Hacker Newsnew | past | comments | ask | show | jobs | submitlogin

> there’s not really a difference between a database and a file system. Fundamentally they do the same thing, and are sort of just optimizations for particular problem-sets.

Conceptually that is quite true, though the domain dependencies make a lot of the code end up looking quite different.

But the first true database (pre-relational!) was developed for SABRE, American Airlines' computerized reservation system, in the early 1960s. Before that tickets were issued manually and the physical structure of the desks and filing systems used to make reservations reflected the need!

Unfortunately I can't find the paper I read (back in the mid 80s) on the SABRE database but I remember that record size (which is still used today!) was chosen based on the rotational speed of the disk and seek latency. Certainly there was no filesystem (the concept of filesystem barely existed, though Multics developed a hierarchical filesystem (intended to be quite database-like, as it happens) around the same time. The data base directly manipulated the disk. I don't know when that changed -- perhaps in the 1970s?

Like I said I can't quickly find the paper on the topic, but here's a nontechnical discussion with some cool pictures: https://www.sabre.com/files/Sabre-History.pdf. A search for "American Airlines SABRE database history" finds some interesting articles and a couple of good Wikipedia pages.



I think direct manipulation never went away, but the abstractions that were provided for general use were too useful to pass up for most workloads.

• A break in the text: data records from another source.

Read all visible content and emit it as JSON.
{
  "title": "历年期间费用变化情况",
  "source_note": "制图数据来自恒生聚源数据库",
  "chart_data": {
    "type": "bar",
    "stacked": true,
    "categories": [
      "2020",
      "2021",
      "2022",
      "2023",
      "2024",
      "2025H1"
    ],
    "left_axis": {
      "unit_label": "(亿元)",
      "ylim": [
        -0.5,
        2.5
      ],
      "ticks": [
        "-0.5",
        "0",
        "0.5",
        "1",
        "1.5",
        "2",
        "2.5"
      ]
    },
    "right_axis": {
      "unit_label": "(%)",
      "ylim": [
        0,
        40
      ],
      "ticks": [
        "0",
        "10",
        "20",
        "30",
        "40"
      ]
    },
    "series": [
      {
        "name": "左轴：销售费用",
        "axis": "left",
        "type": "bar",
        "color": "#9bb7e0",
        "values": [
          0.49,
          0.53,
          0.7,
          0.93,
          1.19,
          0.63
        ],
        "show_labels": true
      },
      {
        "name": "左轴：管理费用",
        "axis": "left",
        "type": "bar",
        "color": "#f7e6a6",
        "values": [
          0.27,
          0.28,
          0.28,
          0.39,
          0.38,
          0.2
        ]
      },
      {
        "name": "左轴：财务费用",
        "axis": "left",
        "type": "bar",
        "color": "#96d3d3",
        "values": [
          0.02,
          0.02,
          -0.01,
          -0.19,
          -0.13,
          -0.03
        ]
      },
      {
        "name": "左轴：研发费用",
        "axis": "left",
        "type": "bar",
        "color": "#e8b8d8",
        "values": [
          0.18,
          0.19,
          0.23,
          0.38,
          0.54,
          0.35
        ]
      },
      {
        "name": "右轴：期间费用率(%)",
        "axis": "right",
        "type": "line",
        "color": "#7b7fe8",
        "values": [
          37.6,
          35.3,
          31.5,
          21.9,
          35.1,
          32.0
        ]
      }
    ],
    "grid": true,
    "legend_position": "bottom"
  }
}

Some kinds of storage like cloud-scale object storage use custom HDD firmwares and custom on-disk formats instead of filesystems (±2005-era tech), we also have much newer solutions that do direct work on disks like HMR (not to be confused with HAMR or HAMMER2) where the host manages the recording of data on the disk. There are some generally available systems for that, but we also have articles like this: https://blog.westerndigital.com/host-managed-smr-dropbox/ (Which mostly focuses on SMR but this works on CMR too).

As for the record size in the DB vs. Disk attributes, that's probably not used like that anymore, but I do know that filesystem chunks/extents/blocks are calculated and grouped to profit from optimal LBA access. If you run ZFS and have it auto-detect or manually set the ashift size to make it match the actual on-disk sector size. This was especially relevant when 512e and 4Kn (and the various manufactures 'real' and 'soft' implementations) weren't reliable indicators of the best sector access size strategies.


I could be wrong, but I sort of think when I learned Oracle back when I was in school (mid-2000s) supported dropping a database on a raw block device. So it's been around a long time, but would be uncommon in some tech circles.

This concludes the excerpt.